Birmingham coroner Aidan Cotter called for a series of investigations into Alexander's death, following the four-day inquest this week.

He suffered brain damage after a forceps delivery and spent all of his six-week life on a ventilator after being born at the Wordsley Hospital in Stourbridge in February last year.

Cause of death was given as "mechanical trauma to the cervical spine".

Mr Watson told the inquest that he considered his use of the implements were unlikely to have caused the spinal injury.

Rotate in womb

Megan died 10 hours after being delivered by emergency Caesarean section at Coventry's Walsgrave Hospital on 1 February 2001.

Before she was successfully delivered, there had been five failed attempts to rotate her in the womb using a silicon ventouse suction cap and forceps.

Mr Watson rejected claims in evidence that he used excessive force with the forceps and that his performance was sub-standard or "outside the boundaries of what was acceptable", as one expert suggested.

But he conceded that his repeated use of the instruments may have caused Megan's injuries, including a 4.5cm (two-inch) mark to the back of her head,

'Baby in distress'

The University Hospitals Coventry and Warwickshire NHS Trust, which runs Walsgrave Hospital, admitted legal liability for the death and said at the time it would not oppose any future civil action.

Mrs Hubbard, who now has two children, told the BBC that there were "so many similarities" between her and Mrs Clarke's delivery.

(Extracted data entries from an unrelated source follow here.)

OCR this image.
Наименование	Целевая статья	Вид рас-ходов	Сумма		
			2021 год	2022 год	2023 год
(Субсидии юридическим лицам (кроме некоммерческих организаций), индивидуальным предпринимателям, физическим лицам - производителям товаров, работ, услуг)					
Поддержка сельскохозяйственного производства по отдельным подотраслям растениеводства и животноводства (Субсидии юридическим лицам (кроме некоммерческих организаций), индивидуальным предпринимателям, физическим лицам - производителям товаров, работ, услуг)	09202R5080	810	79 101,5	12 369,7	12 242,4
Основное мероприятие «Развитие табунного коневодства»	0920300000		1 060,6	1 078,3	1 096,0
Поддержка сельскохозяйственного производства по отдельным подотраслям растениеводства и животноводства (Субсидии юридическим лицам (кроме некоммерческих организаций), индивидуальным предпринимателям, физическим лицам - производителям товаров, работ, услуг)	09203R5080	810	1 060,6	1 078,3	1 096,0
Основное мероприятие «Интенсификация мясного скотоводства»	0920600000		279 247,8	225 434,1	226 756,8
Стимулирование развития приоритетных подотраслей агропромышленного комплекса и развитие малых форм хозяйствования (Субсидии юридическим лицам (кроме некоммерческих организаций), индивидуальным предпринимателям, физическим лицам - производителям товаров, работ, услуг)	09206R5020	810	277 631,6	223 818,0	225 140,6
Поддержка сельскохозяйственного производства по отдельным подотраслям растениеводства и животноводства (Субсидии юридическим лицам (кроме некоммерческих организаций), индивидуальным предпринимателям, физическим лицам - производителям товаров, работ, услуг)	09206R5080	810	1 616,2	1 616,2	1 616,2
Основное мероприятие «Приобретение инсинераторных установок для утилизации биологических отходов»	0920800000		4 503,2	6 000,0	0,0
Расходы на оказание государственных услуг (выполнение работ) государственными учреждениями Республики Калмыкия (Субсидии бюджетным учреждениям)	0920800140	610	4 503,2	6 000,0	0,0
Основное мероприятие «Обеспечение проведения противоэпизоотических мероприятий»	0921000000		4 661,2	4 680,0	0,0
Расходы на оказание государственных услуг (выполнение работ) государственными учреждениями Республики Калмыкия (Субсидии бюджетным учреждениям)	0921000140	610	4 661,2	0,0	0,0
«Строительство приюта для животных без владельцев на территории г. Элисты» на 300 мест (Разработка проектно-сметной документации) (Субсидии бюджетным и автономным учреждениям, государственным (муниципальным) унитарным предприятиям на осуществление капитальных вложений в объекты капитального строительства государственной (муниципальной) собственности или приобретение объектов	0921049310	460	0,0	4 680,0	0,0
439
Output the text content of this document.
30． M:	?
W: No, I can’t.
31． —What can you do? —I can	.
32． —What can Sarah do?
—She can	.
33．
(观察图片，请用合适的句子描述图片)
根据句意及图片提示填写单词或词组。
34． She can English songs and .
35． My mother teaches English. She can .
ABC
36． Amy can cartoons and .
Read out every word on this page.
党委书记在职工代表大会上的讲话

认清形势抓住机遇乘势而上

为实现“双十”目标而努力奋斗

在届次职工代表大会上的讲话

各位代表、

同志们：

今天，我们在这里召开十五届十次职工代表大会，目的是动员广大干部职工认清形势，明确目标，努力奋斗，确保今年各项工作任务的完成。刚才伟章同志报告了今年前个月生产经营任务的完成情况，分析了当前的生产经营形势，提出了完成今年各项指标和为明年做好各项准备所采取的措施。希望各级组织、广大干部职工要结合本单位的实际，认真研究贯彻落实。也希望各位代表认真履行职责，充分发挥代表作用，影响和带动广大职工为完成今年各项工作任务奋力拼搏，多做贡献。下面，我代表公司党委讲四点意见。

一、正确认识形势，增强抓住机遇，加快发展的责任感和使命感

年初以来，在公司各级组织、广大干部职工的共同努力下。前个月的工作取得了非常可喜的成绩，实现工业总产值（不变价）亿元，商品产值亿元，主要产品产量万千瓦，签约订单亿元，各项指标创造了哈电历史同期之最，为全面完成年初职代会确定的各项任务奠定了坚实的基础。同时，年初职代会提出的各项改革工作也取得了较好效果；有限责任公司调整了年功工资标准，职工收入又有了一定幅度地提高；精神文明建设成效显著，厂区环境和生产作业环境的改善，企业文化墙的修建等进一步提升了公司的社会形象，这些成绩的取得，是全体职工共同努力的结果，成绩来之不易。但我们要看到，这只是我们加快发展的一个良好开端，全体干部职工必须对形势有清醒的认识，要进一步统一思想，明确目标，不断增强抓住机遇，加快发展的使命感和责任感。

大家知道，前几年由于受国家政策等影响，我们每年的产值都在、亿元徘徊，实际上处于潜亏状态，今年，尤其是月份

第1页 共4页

"Mrs Clarke had a long labour, same as I did. She requested a caesarean, same as I did. A forceps delivery, which, in her case was successful, in its own way.

"There were problems with the baby, the baby was in distress.

'Could happen again'

"Megan had a mark on the back of her neck....and was caused by forceps. The court acknowledged this was a forceps mark.

"Megan's head was pushed in a way that baby's head are not meant to go.

"The damage that these things do to you, it is very difficult to explain to someone that you child has died and it is basically somebody else's fault that it has happened.

"We are definitely going to take it back to the General Medical Council to be reviewed.

"Dr Watson did not acknowledge he had done anything wrong.

"We were worried this could happen again and unfortunately the phrase of 'I told you so' seems to spring to mind...it has been allowed to happen again."